Drapé de l'aura de défenseur du peuple lorsqu'il vilipende certains puissants, Le Canard enchaîné exerce mal le contre-pouvoir qu'on lui attribue. Parce qu'il n'a pas la rigueur et la profondeur du grand journal d'investigation qu'il est supposé être (lire aussi le témoignage de Michel Damien).

 

[Extrait du chapitre III de Bévues de presse:]

 

 Le Canard enchaîné, libre de toute pression publicitaire et franc-tireur a priori insoumis, informe-t-il bien sur les agissements du groupe qui était dirigé par Jean-Marie Messier? Une vingtaine d'articles repérés parmi une centaine de numéros, permet d'en douter. Ses enquêtes superficielles, ses informations trop souvent partiales, partielles ou de seconde main informent mal et n'égratignent pas à la hauteur de ses dénonciations.

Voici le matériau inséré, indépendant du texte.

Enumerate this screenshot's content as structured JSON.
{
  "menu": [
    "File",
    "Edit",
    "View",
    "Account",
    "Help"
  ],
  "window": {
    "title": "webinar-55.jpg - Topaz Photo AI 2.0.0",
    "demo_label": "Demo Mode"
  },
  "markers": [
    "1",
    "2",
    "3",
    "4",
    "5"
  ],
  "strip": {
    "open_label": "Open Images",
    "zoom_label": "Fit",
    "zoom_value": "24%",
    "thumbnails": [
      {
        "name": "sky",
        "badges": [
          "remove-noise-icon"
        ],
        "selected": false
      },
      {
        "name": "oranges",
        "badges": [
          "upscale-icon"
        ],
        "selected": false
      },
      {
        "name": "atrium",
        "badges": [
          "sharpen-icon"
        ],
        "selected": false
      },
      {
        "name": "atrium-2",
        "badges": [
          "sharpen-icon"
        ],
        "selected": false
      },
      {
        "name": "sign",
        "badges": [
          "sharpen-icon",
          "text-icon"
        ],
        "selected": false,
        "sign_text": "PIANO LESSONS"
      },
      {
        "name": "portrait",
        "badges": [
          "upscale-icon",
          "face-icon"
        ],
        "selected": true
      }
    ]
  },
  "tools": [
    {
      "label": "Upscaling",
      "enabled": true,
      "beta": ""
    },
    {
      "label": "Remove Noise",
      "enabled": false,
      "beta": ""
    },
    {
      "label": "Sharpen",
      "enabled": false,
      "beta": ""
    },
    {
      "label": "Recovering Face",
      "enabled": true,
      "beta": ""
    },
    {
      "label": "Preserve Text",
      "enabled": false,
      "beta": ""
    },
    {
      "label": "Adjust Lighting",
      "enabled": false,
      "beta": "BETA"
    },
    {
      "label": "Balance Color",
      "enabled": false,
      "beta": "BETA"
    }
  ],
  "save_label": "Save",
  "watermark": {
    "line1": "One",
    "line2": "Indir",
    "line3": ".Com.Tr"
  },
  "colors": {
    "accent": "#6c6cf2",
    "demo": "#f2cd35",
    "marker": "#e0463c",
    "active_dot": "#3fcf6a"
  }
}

L'hebdomadaire satirique s'autofélicite d'être, par exemple, «presque seul de toute la presse» à avoir «souligné les failles» de la gestion de Jean-Marie Messier. Ce commentaire se trouve dans un petit article consacré à un groupe qui va mal parce qu'en «neuf mois, l'action Vivendi a perdu 7,25% tandis que l'indice CAC 40 progressait de 15,47%». Aucun élément constructif sur la stratégie, et quelques mots peu amènes au sujet de «l’imprécision» du Financial Times et sur L'Expansion. Le Canard accuse ce magazine d'avoir, dans ses colonnes, souligné les performances du groupe auquel il appartient. Mais ses enquêtes sommaires, qui dénoncent sans démontrer, sont plus choquantes car personne n'en parle. Le reproche fait au journal financier britannique en devient même cocasse.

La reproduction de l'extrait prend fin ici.